# `regARIMA` Model Estimation Using Equality Constraints

`estimate` requires a `regARIMA` model and a vector of univariate response data to estimate a regression model with ARIMA errors. Without predictor data, the model specifies the parametric form of an intercept-only regression component with an ARIMA error model. This is not the same as a conditional mean model with a constant. For details, see Alternative ARIMA Model Representations. If you specify a $\mathit{T}$-by-$\mathit{r}$ matrix of predictor data, then estimate includes a linear regression component for the $\mathit{r}$ series.

`estimate` returns fitted values for any parameters in the input model with `NaN` values. For example, if you specify a default `regARIMA` model and pass a $\mathit{T}$-by-$\mathit{r}$ matrix of predictor data, then the software sets all parameters to `NaN` including the $\mathit{r}$ regression coefficients, and estimates them all. If you specify non-`NaN` values for any parameters, then `estimate` views these values as equality constraints and honors them during estimation.

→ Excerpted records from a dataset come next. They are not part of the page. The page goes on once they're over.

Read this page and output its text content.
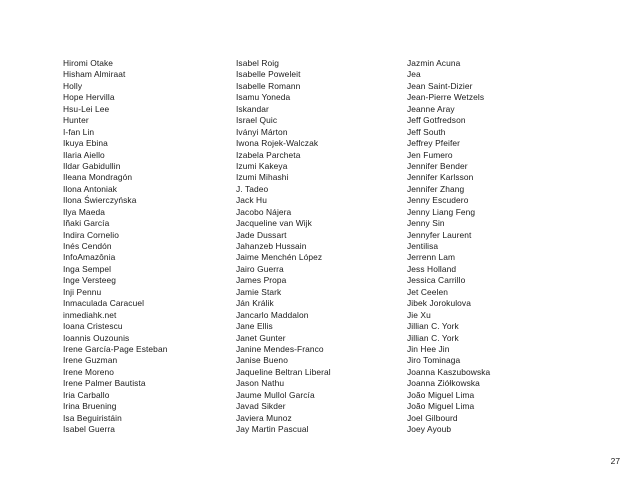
Hiromi Otake
Hisham Almiraat
Holly
Hope Hervilla
Hsu-Lei Lee
Hunter
I-fan Lin
Ikuya Ebina
Ilaria Aiello
Ildar Gabidullin
Ileana Mondragón
Ilona Antoniak
Ilona Świerczyńska
Ilya Maeda
Iñaki García
Indira Cornelio
Inés Cendón
InfoAmazônia
Inga Sempel
Inge Versteeg
Inji Pennu
Inmaculada Caracuel
inmediahk.net
Ioana Cristescu
Ioannis Ouzounis
Irene García-Page Esteban
Irene Guzman
Irene Moreno
Irene Palmer Bautista
Iria Carballo
Irina Bruening
Isa Beguiristáin
Isabel Guerra
Isabel Roig
Isabelle Poweleit
Isabelle Romann
Isamu Yoneda
Iskandar
Israel Quic
Iványi Márton
Iwona Rojek-Walczak
Izabela Parcheta
Izumi Kakeya
Izumi Mihashi
J. Tadeo
Jack Hu
Jacobo Nájera
Jacqueline van Wijk
Jade Dussart
Jahanzeb Hussain
Jaime Menchén López
Jairo Guerra
James Propa
Jamie Stark
Ján Králik
Jancarlo Maddalon
Jane Ellis
Janet Gunter
Janine Mendes-Franco
Janise Bueno
Jaqueline Beltran Liberal
Jason Nathu
Jaume Mullol García
Javad Sikder
Javiera Munoz
Jay Martin Pascual
Jazmin Acuna
Jea
Jean Saint-Dizier
Jean-Pierre Wetzels
Jeanne Aray
Jeff Gotfredson
Jeff South
Jeffrey Pfeifer
Jen Fumero
Jennifer Bender
Jennifer Karlsson
Jennifer Zhang
Jenny Escudero
Jenny Liang Feng
Jenny Sin
Jennyfer Laurent
Jentilisa
Jerrenn Lam
Jess Holland
Jessica Carrillo
Jet Ceelen
Jibek Jorokulova
Jie Xu
Jillian C. York
Jillian C. York
Jin Hee Jin
Jiro Tominaga
Joanna Kaszubowska
Joanna Ziółkowska
João Miguel Lima
João Miguel Lima
Joel Gilbourd
Joey Ayoub
27
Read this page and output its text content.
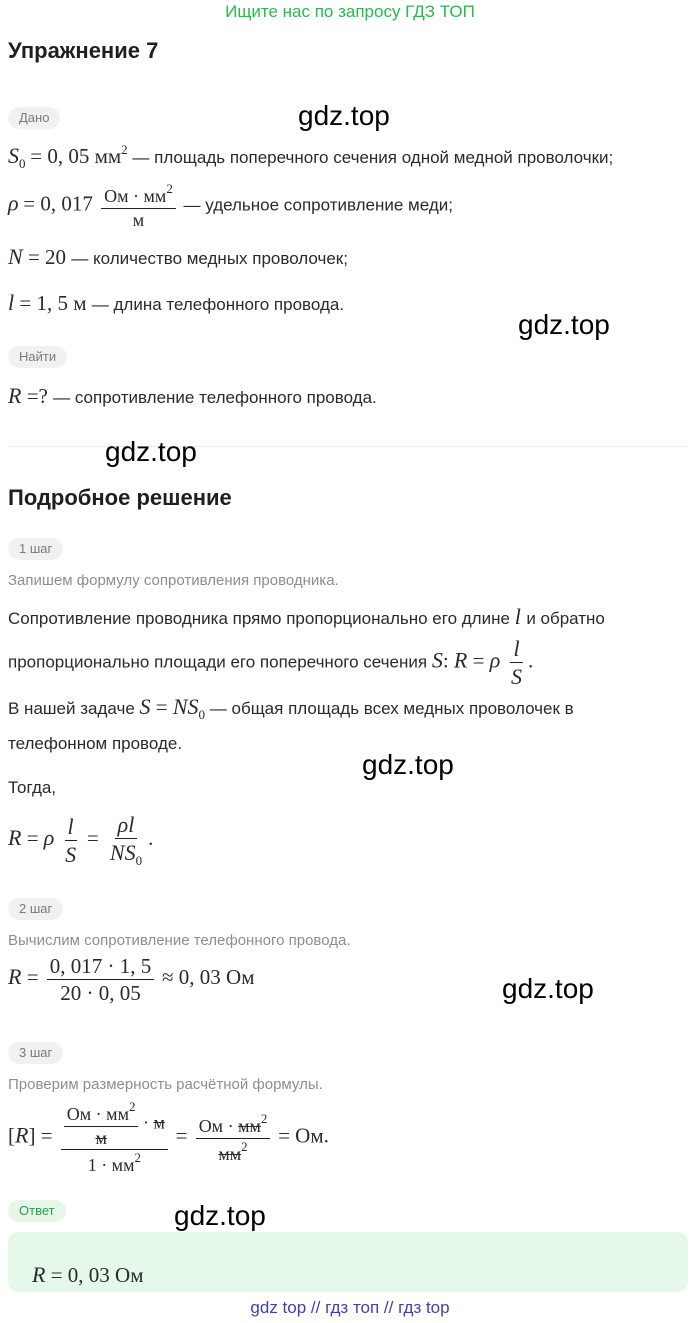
Ищите нас по запросу ГДЗ ТОП
Упражнение 7
Дано
$S_0 = 0$, 05 $мм^2$ — площадь поперечного сечения одной медной проволочки;
ρ = 0, $017 \frac{Ом \cdot мм^2}{м}$ — удельное сопротивление меди;
N = 20 — количество медных проволочек;
l = 1, 5 м — длина телефонного провода.
Найти
R =? — сопротивление телефонного провода.
Подробное решение
1 шаг
Запишем формулу сопротивления проводника.
Сопротивление проводника прямо пропорционально его длине l и обратно
пропорционально площади его поперечного сечения S: R = ρ $\frac{l}{S}$ .
В нашей задаче $S = NS_0$ — общая площадь всех медных проволочек в
телефонном проводе.
Тогда,
R = ρ $\frac{l}{S} = \frac{\rho l}{NS_0}$ .
2 шаг
Вычислим сопротивление телефонного провода.
$R = \frac{0, 017 \cdot 1, 5}{20 \cdot 0, 05} \approx 0$, 03 Ом
3 шаг
Проверим размерность расчётной формулы.
$[R] = \frac{\frac{Ом \cdot мм^2}{м} \cdot м}{1 \cdot мм^2} = \frac{Ом \cdot мм^2}{мм^2}$ = Ом.
Ответ
R = 0, 03 Ом
gdz.top
gdz.top
gdz.top
gdz.top
gdz.top
gdz.top
gdz top // гдз топ // гдз top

For example, suppose residual diagnostics from a linear regression suggest integrated unconditional disturbances. Since the regression intercept is unidentifiable in integrated models, you decide to set the intercept to 0. Specify `'Intercept',0` in the `regARIMA` model that you pass into `estimate`. The software views this non-`NaN` value as an equality constraint, and does not estimate the intercept, its standard error, and its covariance with other estimates. To illustrate further, suppose the true model for a response series ${\mathit{y}}_{\mathit{t}}$ is

`$\begin{array}{l}{y}_{t}=0+{u}_{t}\\ {u}_{t}={\epsilon }_{t},\end{array}$`

where ${\epsilon }_{\mathit{t}}$ is Gaussian with variance 1. The loglikelihood function for a simulated data set from this model can resemble the surface in the following figure over a grid of variances and intercepts.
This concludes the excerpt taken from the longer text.